You are totaly set on digitrax, so:
Cheap super tiny DZ123
Better super tiny DZ125


----------



## NIMT (Jan 6, 2011)

Oh and just for the record, I sell a Soundtraxx decoder that is even smaller and I think better than Digitrax's decoders!
Soundtraxx #851002


----------



## oldSmokey (Jul 31, 2011)

Hi New Berlin RR,
If the Hornby Locos are DCC ready, most likely they will be setup for a 21 pin decoder. If they are straight DC here is a good forum for you to find out a lot of things regarding Hornby etc:

http://www.newrailwaymodellers.co.uk/Forums/viewforum.php?f=7 (Electronics Forum)
http://www.newrailwaymodellers.co.uk/Forums/viewforum.php?sid=8f9718033d2c00b1e4a8271e0d7f1bad (DCC Forum)


----------



## New Berlin RR (Feb 11, 2012)

thanks guys  gonna check the new forums out also 

Oh Sean, im not entirely set on Digitrax, I just use that because that is what the local club has, do you also have a size comparison for booth? or a picture of both side by side?


----------



## NIMT (Jan 6, 2011)

Digitrax #DZ123 .36" X .55" X .13"
Soundtraxx #851002 .35" X .51" X .12" and smaller more flexable wire.


----------



## New Berlin RR (Feb 11, 2012)

cool how much for three of either?
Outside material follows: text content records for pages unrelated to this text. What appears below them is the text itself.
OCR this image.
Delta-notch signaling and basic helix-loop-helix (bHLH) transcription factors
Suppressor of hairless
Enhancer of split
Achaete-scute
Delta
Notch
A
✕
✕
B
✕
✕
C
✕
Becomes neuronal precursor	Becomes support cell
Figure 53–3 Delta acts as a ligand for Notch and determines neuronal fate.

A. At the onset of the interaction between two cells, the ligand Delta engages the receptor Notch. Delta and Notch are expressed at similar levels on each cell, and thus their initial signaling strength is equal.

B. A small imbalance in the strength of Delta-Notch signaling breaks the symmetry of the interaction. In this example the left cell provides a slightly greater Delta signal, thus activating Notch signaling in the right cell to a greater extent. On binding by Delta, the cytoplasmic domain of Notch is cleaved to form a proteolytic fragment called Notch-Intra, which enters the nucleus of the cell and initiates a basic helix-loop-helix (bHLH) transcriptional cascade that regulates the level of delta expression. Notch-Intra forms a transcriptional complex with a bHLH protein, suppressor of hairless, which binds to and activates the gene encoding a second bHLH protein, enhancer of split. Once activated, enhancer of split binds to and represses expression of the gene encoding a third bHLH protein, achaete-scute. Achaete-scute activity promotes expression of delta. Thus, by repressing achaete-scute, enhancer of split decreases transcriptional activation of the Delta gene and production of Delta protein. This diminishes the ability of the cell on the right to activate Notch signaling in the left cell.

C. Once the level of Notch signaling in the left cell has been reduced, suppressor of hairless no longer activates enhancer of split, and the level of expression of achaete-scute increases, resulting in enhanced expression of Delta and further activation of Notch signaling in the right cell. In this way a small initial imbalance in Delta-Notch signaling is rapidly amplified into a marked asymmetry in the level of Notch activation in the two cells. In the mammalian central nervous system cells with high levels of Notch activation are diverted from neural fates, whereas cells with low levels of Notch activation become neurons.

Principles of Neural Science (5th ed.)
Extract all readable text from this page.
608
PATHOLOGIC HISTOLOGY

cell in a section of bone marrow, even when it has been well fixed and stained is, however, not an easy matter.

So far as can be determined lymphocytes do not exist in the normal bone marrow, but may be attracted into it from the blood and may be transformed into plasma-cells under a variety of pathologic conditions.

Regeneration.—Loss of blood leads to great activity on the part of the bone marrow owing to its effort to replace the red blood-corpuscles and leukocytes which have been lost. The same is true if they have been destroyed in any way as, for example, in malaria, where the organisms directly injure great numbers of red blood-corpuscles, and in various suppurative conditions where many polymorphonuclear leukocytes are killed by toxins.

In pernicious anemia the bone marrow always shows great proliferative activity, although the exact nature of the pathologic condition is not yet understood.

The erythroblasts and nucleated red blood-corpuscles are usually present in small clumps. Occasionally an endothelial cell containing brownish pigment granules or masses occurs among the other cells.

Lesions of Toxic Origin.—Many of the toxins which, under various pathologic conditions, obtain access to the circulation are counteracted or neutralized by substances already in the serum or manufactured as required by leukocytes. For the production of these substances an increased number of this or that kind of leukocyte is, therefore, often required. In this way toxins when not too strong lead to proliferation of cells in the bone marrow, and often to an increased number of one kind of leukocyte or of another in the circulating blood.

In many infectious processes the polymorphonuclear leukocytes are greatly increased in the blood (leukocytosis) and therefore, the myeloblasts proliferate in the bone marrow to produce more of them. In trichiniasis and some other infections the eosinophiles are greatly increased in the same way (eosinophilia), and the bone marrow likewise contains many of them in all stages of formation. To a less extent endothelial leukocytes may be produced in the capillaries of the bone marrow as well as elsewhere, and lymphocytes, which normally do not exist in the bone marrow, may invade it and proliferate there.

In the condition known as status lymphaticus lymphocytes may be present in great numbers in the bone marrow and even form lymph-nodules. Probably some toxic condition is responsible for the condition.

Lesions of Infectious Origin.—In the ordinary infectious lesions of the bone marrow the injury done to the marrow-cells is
I just need basic DCC control the locos are non lighted units so I just need to be able to control them, and give them an address or consist them if needed, not much more, but im not sure if I want to add lights to them or not (most likely I won't but who knows)


----------



## NIMT (Jan 6, 2011)

PM sent!


----------



## New Berlin RR (Feb 11, 2012)

Roger dispatch, OUT!


----------